Sullivan, he wrote, ultimately paid him $100 to use Pat as the team logo.
The logo story is just one of dozens included in the new book that was more than a decade in the writing and features a stream of Bissell’s cartoons hearkening back to the old-school of American sports journalism that relied heavily on the cartoon to pinpoint the events of the day.
A who’s who
Bissell estimates his cartoons have included more than 60,000 faces of athletes, politicians, celebrities and even local high school and college athletes. Many of them are reproduced in the book, along with the stories behind them.
In many ways, the book is a stroll through Boston sports history.
There’s a 1950 cartoon titled “The Braves’ Big Three” that shows the great Boston Braves rotation of Warren Spahn, Johnny Sain and Vern Bickford, long before the Braves pulled up stakes for Milwaukee and then Atlanta.
There are four of Ted Williams, including one that commemorates the 1966 vote that sent The Kid into the National Baseball Hall of Fame, as well as others featuring Carl Yastrzemski, Luis Tiant, Don Zimmer, Carlton Fisk and Jim Piersall.
There’s Bill Russell, John Havlicek, Tommy Heinsohn and Bob Cousy of the Celtics.

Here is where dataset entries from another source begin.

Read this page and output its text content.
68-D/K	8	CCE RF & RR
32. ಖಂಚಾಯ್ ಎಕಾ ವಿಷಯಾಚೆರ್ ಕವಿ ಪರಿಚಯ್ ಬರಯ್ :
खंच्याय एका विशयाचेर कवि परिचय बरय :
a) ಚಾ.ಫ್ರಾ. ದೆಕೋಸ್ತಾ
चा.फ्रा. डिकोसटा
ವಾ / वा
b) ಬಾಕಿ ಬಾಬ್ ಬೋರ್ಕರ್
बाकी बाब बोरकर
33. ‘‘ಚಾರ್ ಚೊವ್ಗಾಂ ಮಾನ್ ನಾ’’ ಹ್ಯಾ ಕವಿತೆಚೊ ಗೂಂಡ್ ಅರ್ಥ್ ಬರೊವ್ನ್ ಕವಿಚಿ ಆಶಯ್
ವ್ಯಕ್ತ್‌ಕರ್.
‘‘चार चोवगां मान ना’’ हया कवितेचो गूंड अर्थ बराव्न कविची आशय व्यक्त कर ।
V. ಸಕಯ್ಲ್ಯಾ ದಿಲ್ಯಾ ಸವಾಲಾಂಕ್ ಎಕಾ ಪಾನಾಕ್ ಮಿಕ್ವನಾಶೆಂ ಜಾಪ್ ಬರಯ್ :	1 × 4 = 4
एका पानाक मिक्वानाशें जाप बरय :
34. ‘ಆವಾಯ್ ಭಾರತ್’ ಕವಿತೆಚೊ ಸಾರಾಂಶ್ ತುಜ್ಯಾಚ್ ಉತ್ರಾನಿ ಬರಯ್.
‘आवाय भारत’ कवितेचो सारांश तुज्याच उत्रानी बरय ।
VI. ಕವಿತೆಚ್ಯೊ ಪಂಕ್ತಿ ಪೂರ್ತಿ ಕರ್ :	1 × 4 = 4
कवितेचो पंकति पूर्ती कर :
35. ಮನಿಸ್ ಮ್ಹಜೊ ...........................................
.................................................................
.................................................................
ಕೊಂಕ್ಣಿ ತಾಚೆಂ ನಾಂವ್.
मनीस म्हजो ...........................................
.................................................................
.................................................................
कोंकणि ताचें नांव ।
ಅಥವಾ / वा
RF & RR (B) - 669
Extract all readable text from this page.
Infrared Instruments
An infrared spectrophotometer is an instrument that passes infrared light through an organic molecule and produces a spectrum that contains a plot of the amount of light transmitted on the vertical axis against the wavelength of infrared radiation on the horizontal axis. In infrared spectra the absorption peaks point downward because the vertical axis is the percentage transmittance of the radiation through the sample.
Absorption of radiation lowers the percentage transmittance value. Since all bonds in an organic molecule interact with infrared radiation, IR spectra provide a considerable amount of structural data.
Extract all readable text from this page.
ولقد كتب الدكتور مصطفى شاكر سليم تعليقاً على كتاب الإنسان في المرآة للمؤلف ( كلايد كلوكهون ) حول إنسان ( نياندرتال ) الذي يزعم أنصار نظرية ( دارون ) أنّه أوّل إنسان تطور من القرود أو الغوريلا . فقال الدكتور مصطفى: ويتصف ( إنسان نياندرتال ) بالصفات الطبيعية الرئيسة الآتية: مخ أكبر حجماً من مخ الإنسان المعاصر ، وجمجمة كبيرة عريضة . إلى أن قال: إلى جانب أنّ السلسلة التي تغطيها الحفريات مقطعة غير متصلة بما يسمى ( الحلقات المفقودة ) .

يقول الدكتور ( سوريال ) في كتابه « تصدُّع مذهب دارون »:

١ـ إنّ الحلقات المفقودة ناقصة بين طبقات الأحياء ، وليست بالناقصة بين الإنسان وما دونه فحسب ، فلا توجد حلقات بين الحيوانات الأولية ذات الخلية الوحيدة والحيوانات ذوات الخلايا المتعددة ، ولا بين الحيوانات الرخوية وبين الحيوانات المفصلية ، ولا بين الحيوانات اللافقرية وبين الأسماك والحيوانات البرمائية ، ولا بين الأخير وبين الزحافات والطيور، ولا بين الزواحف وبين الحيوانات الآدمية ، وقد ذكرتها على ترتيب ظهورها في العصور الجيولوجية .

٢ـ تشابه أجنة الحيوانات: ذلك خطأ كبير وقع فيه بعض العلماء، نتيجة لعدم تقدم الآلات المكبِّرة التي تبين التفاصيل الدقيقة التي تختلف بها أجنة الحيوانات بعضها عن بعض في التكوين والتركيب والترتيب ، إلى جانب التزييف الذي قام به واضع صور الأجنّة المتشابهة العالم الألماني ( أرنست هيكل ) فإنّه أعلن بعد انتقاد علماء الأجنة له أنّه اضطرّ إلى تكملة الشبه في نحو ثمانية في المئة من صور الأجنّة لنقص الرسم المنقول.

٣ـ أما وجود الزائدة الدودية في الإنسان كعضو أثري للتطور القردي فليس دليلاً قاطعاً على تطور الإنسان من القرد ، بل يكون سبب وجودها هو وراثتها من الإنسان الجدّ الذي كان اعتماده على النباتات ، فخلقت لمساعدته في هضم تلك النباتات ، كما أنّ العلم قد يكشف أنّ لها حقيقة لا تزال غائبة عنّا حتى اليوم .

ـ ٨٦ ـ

There’s one of Bobby Orr that ran soon after the Bruins legend signed as a free agent with the Chicago Blackhawks in 1976. That cartoon, which borrows richly from James Earle Fraser’s “The End of the Trail,” shows Orr wearing a feathered headdress.
There are cartoons that were done in the glory days of Boston boxing, featuring featherweight Tommy Collins, welterweights Tony DeMarco and Joe DeNucci and Brockton heavyweight Rocky Marciano.
There’s one for the late longtime Celtics owner Walter Brown that today hangs in the Basketball Hall of Fame in Springfield. In fact, Bissell’s artwork is featured in three halls of fame: baseball, basketball and football, as well as in two presidential libraries (Gerald R. Ford and Dwight D. Eisenhower) and several sports museums around the country.
There are cartoons of legendary old-school Patriots such as Jim Nance, Gino Cappelletti, Babe Parilli, and first coach Lou Saban.
On and on it goes, including Bissell’s work from his time at the Worcester Evening Gazette, the Boston Herald American and the Lowell Sun.
Bissell’s sports reach also extended beyond Boston with cartoons of Willie Mays, Roberto Clemente, Vince Lombardi, Gordie Howe and Hank Aaron. And lest you think he stopped at sports, there are also works featuring Ford, Eisenhower and Winston Churchill.
His favorite subject, however, was Muhammad Ali.
“He really was the greatest,” Bissell said.
More than sports
The book also features some of Bissell’s drawings that adorned the Patriots’ game-day programs, as well as his work from Boston’s college sports scene.
“Everybody always told me I should do a book,” Bissell said. “But I didn’t care about doing a book.”
That changed when Beverly, his wife of 55 years, died in 2003.
Bissell realized he wasn’t recovering very quickly from his grief. A book, he thought, might just be the ticket to tie together the decades of drawing cartoons from the very heart of the Boston sports scene and as a vehicle to honor the woman who was by his side for all of it.
“This book gave me great therapy,” Bissell said.